The situation of the Uyghur population in the Chinese region of Xinjiang has been largely unclear since 2017. Researchers are now seeking an approach using remote ethnography methods as part of an EU project.
The autonomous Uyghur region of Xinjiang (China) is located in the heart of Central Asia and at the crossroads between different cultures. Throughout its history, it has produced a unique cultural mix and a complex demographic mosaic.
Xinjiang is home to the Muslim Uyghurs, who are an ethnic minority in China. The region is the scene of severe human rights violations: There are reports of mass detentions of Uyghurs and other ethnic groups in re-education camps, coercive labour and forced sterilisations.
But the picture of the actual situation in Xinjiang remains unclear. This is partly because access to the region has been drastically restricted since 2017. Since then, even researchers have no longer been able to visit the region.
European Union supports project
Professor Björn Alpermann, a sinologist from Julius-Maximilians-Universität Würzburg (JMU) in Germany, has been observing the situation of the Uyghur population in Xinjiang for a long time.
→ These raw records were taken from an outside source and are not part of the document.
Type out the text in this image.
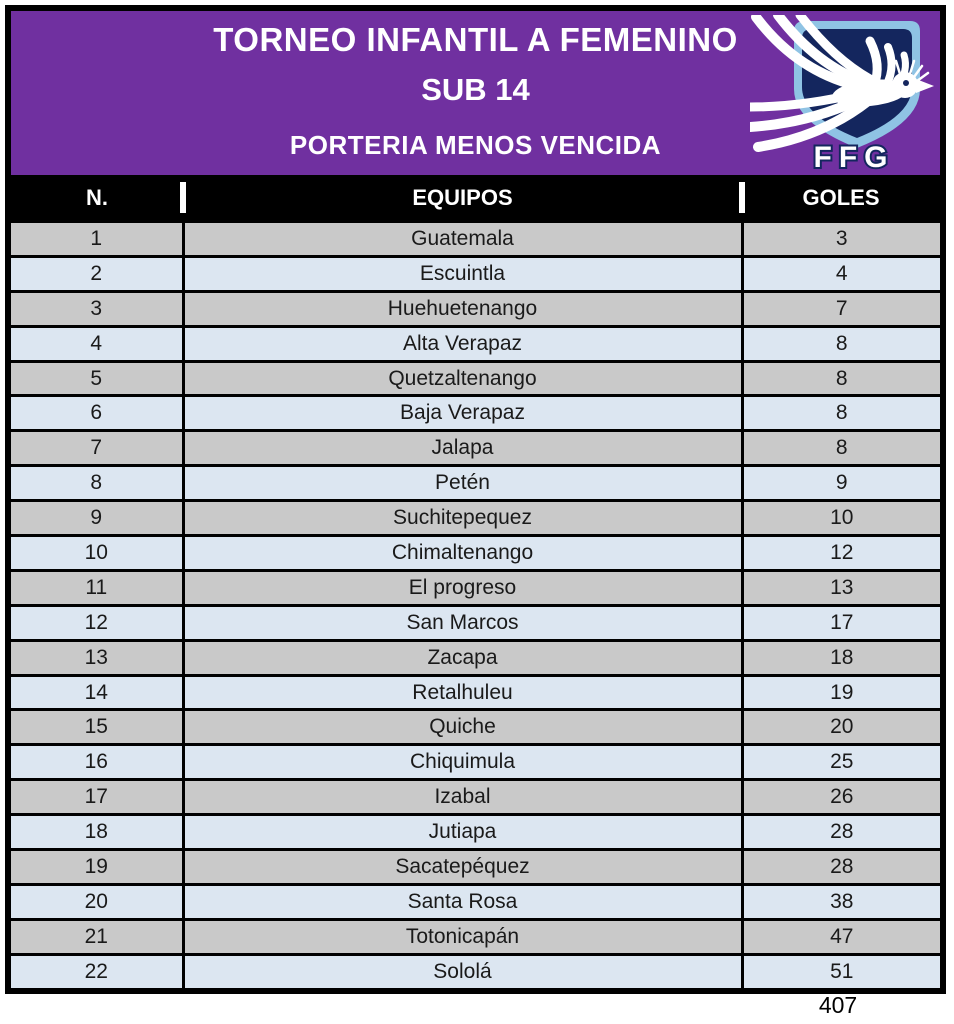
TORNEO INFANTIL A FEMENINO
SUB 14
PORTERIA MENOS VENCIDA	FFG
N.	EQUIPOS	GOLES
1	Guatemala	3
2	Escuintla	4
3	Huehuetenango	7
4	Alta Verapaz	8
5	Quetzaltenango	8
6	Baja Verapaz	8
7	Jalapa	8
8	Petén	9
9	Suchitepequez	10
10	Chimaltenango	12
11	El progreso	13
12	San Marcos	17
13	Zacapa	18
14	Retalhuleu	19
15	Quiche	20
16	Chiquimula	25
17	Izabal	26
18	Jutiapa	28
19	Sacatepéquez	28
20	Santa Rosa	38
21	Totonicapán	47
22	Sololá	51
407
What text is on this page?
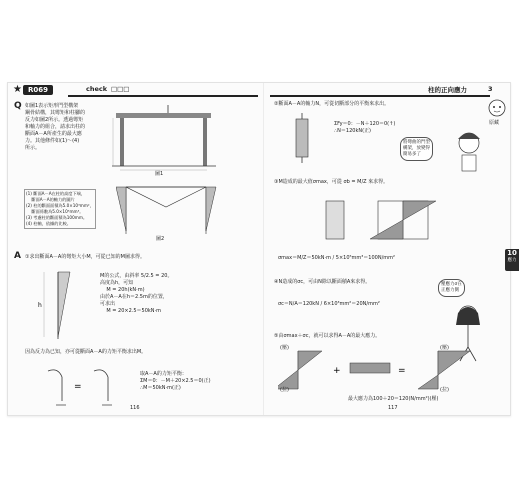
★ R069	check □□□	柱的正向應力	3
原藏
Q 如圖1表示矩形門型構架
鋼骨結構，其彎矩和柱腳的
反力如圖2所示。透過彎矩
和軸力的組合，請求出柱的
斷面A－A所產生的最大應
力。其他條件如(1)～(4)
所示。
圖1
(1) 斷面A－A在柱的高度下端，
斷面A－A的軸力的圖片
(2) 柱的斷面面積為5.0×10³mm²，
斷面係數為5.0×10⁵mm³。
(3) 考慮柱的斷面積為100mm。
(4) 柱軸，依據的比較。
圖2
A ①求出斷面A－A的彎矩大小M，可從已知的M圖求得。
h
M的公式，由斜率 5/2.5 = 20。
高度為h，可知
M = 20h(kN·m)
由於A－A在h＝2.5m的位置，
可求出
M = 20×2.5＝50kN·m
因為反力為已知，亦可從斷面A－A的力矩平衡求出M。
=
取A－A的力矩平衡：
ΣM＝0：－M＋20×2.5＝0(正)
∴M＝50kN·m(正)
116
②斷面A－A的軸力N，可從切斷部分的平衡來求出。
ΣFy＝0：－N＋120＝0(↑)
∴N＝120kN(正)
將彎曲的門型
構架，放變得
簡易多了
③M造成的最大值σmax，可從 σb = M/Z 來求得。
σmax＝M/Z＝50kN·m / 5×10⁵mm³＝100N/mm²
④N造成的σc，可由N除以斷面積A來求得。
σc＝N/A＝120kN / 6×10³mm²＝20N/mm²
壓應力σ在
正應力側
⑤由σmax＋σc，就可以求得A－A的最大應力。
+	=
(壓)
(拉)
(壓)
(拉)
最大應力為100＋20＝120(N/mm²)(壓)
117
10
應力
Important findings come from ethnographic field research, which scientists were still able to conduct until the 2010s. “Today, however, most types of field research would be highly questionable under the given circumstances,” says Alpermann.
The JMU sinologist has therefore teamed up with other researchers to observe the region from afar: with Rune Steenberg from Palacký University Olomouc (Czech Republic) and with Vanessa Frangville from the Université libre de Bruxelles (Belgium). Their joint project “Remote XUAR” is funded by the European Union.
Remote research and interviews
The EU project focuses on remote research methods. These include internet-based document analyses, discourse analyses in social media as well as satellite-based remote sensing. Satellite data can not only be used to analyse places such as re-education camps, factories or mosques in detail, but also offer access to socio-spatial questions of urbanisation and land use. In addition, there are interviews with people who have left China and the Xinjiang region in recent times.
“We do not only want to observe, archive and critically analyse the everyday changes in Xinjiang. It is also our goal to contribute to the development of remote research methods,” says Björn Alpermann.
To this end, the project participants have developed their own approach, which they call Remote Ethnography. They are building a research team that shares material and findings within a scientific community on a weekly basis. The project aims to work with media, policy makers and civil society to raise awareness as well as the quality and objectivity of reporting and discourse on Xinjiang and the Uyghurs.
Methods workshop and film evening
In connection with the project, a methods workshop will be held at JMU from 19 to 22 June 2023. It will bring together some leading experts to present state-of-the-art remote research methods and discuss how they can be used for Xinjiang studies. Among the topics will be analyses of political documents, remote sensing and digital ethnography.
In the context of the workshop, the film “Nikah” (original with English subtitles) by Mukkadas Mijit and Bastien Ehouzan will be shown in cooperation with the JMU China Competence Center on Tuesday, 20 June 2023, at 6 pm. It is about 27-year-old Uyghur Dilber, who is under pressure from her family that she should finally get married. Her friend Gulnur, who lives in Paris and with whom she shares her daily life by phone, suggests a solution.
After the film there will be a panel discussion with Mukkadas Mijit, Vanessa Frangville and Rune Steenberg, moderated by Björn Alpermann. The event will be held in English and is open to the public; the venue is room 00.006 in the Graduate Schools building at Beatrice-Edgell-Weg 21 on the Hubland North Campus.